Peterson’s brilliance was camouflaged by an amusing tendency to speak like a gridiron version of baseball’s Yogi Berra. Coach Pete always was thinking 10 minutes ahead of everybody else and, as a result, sometimes the wrong words came out, MacKenzie explained. Peterson might say “floor mat” when he meant format or describe a chronic injury as a “chronicle” injury, MacKenzie said. A Sports Illustrated writer described these rhetorical flourishes as vintage “Petersonese.”
Under Peterson’s strong hand, the Seminoles were becoming a force to reckon with. The 1964 season was seen as a pivotal one. FSU football was about to mature into a contender for the national title. Nothing would be the same again.
The Kentucky game remains a classic. Ranked No. 5 in the nation, the Wildcats were prohibitive favorites. The Seminoles, many assumed, were in for a whippin’. They were dead wrong.
Peterson’s Seminoles hosted their ranked rivals at a packed Doak Campbell stadium – 40,000 people – where many in the stands wore Kentucky blue, there to enjoy another easy victory. The only real question was the margin of Kentucky’s inevitable victory. They were partially right. Victory was in the air from the opening kickoff, but it was the Seminoles who dominated.
FSU’s defensive squad, called “The Magnificent Seven,” smothered the vaunted Kentucky offense. Quarterback Steve Tensi led the Seminole offense, rifling accurate passes downfield to a phenomenal receiver named Fred Biletnikoff. The air attack was balanced by a ground game featuring fleet halfback Phil Spooner.
“I led the way on the right sweep with Spooner right behind me,” MacKenzie recalled. “Phil would actually put his hand on my belt and guide me as he read the defense.”
FSU beat Kentucky 48-6. And that single touchdown came only after a bobbled Seminole punt return that gave the Wildcats the ball on FSU’s six-yard line. Even so, “it took Kentucky four downs to score that touchdown,” MacKenzie said. “And after the score, our ‘Magnificent Seven’ on defense cried, they were so disappointed.”
Afterward, the Seminoles were ranked 10th in the nation and were coming on like a garnet and gold freight train.
There were setbacks later in the season – a 20-11 loss to Virginia Tech and a 13-13 tie with Houston – but FSU fans forgot those disappointments after the Seminoles finally whipped the Gators.
The Gator Bowl and a 36-19 victory over Oklahoma followed. Coach Pete’s 1964 “Bunch” had etched their names into Seminole football history.
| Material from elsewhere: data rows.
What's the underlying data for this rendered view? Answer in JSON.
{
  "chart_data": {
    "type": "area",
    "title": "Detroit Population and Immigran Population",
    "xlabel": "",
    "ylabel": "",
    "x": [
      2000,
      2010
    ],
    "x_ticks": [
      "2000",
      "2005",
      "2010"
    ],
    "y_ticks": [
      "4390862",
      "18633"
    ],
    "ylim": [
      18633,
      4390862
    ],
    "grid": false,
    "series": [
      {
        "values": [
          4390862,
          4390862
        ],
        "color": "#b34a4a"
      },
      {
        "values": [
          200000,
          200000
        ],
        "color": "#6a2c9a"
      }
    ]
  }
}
MacKenzie and center Jack Edwards, now deceased, shared the Tomahawk Award that season for best offensive lineman.
The 1964 season marked the birth of big-time Seminole football. And Dale MacKenzie, the young man too nice to play football, the Christian boy dismissed as “Lucille” by a coach who failed to see his potential, was a key part of it.
He was one of the golden boys of fall who, in glorious memory, remains ever young.